What Will OPEC Do To Calm Stormy Oil Markets?

The oil market is well-balanced and well-supplied.

This was one of the key messages in the speech that OPEC’s Secretary General Mohammad Barkindo delivered at the Oil & Money Conference in London this week.

The oil market isn’t necessarily all in on OPEC’s ‘well-supplied’ narrative—the perception among market participants has been for weeks that the market is short on oil and will continue to tighten even more when U.S. sanctions on Iran snap back in three weeks’ time and Venezuela’s unstoppable production decline continues.

Despite assurances from oil experts and officials that there isn’t any shortage of supply, the ‘fear factor’—as Vitol’s chairman Ian Taylor put it—has largely, until today, overshadowed fundamentals and is making the oil market more emotional than usual.

OPEC’s chief attempted to calm market fears, assuring delegates at the London conference this week that there is plenty of oil to go around, that Russia and Saudi Arabia are adding supply as promised in June “to maintain the supply and demand balance,” and that OPEC’s largest producer Saudi Arabia “has not turned down a single customer.”

Barkindo’s speech coincided with the publication of the cartel’s Monthly Oil Market Report, which showed that Saudi Arabia added 108,000 bpd of production last month, lifting output to 10.512 million bpd, and that Russia pumped a post-Soviet record high of 11.54 million bpd, up by 150,000 bpd from August. OPEC’s increased production and the help from Russia offset a 150,000-bpd production loss in Iran and another plunge in Venezuela, which is now pumping less than 1.2 million bpd, as per OPEC secondary sources.

At the conference in London, Barkindo also revealed that one of the key oil customers and demand growth drivers—India—had sent a letter to OPEC complaining about the high oil prices it is now paying for oil.

OPEC is scheduled to hold talks with India on October 17, as it wants to ease consumer fears, the cartel’s chief said.

India has expressed “discomfort” with the high oil prices, Barkindo said, noting that “As one of our major consuming countries, of which we have an official energy dialogue, it was also a concern for us getting this feedback from India.”

And it should be a concern for OPEC, because India—also struggling with a massive local currency depreciation which makes oil even more expensive for it—is a key demand growth driver, and this ‘discomfort’ may be a sign that demand destruction is coming with Brent Crude prices above $80 a barrel.

“I’m confident, hearing from our largest producers, that they are ready, willing, and capable to ensure that this market remains well supplied,” OPEC’s head stressed, as quoted by Platts.

“The market has been reacting to perceptions of a supply shortage, it is not really as such. The balance may be fragile as a result of non-fundamental factors, but I remain confident that we will overcome.”

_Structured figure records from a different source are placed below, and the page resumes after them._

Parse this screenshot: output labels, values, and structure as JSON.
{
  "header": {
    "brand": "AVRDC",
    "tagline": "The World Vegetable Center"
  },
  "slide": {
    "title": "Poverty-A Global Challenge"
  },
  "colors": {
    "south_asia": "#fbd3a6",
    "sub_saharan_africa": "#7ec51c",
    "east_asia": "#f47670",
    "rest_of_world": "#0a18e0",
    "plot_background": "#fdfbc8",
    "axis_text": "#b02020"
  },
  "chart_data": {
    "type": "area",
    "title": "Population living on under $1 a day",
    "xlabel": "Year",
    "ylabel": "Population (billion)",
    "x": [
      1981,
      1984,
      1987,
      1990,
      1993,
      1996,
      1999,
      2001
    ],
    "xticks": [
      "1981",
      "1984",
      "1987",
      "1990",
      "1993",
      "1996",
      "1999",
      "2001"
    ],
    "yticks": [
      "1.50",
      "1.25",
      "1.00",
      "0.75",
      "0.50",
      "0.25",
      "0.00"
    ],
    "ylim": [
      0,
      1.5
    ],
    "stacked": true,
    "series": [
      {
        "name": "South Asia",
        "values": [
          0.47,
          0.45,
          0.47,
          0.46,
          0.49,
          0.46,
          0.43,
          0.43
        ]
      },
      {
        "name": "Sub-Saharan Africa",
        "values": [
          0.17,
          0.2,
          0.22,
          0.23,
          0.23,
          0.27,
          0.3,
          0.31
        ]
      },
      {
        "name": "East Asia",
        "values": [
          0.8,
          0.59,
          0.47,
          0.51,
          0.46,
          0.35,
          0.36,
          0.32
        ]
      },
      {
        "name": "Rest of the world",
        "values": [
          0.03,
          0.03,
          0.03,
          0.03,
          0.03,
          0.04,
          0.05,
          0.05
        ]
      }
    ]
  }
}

Not only is the market currently well-supplied, projections point to a possible rebuild of stocks in 2019, Barkindo said.

Despite assurances that there isn’t any shortage of oil in the world and that Saudi Arabia and Russia would be keeping the supply-demand balance, OPEC’s head admitted that current market forces are definitely not the fundamentals, and are out of reach of the cartel’s control.

“Nonetheless, we do recognize that there are many non-fundamental factors influencing the market that are beyond the oil industry’s control, such as geopolitics, growing trade disputes, natural disasters and other developments. They can have compound effects and are a major source of uncertainties,” Barkindo said in his keynote speech.

OPEC’s report and the chief’s speech at the conference—along with the EIA’s report that US crude stocks saw a sizeable increase—did manage to assuage fears and contribute to a price decline in the last couple of days.

Despite these assurances from OPEC, it’s likely that the oil market will continue to be ruled by emotions rather than fundamentals for at least another month, until participants see how much Iranian oil will really be choked off by the sanctions, how much the Saudis and Russians are able (and willing) to offset, how low Venezuelan production would drop, or how Libya and/or Nigeria will keep their ever-fragile production recovery.

There may be no shortage of oil whatsoever, but the perception of a supply squeeze may still be the dominant narrative on the market over the next few weeks and months.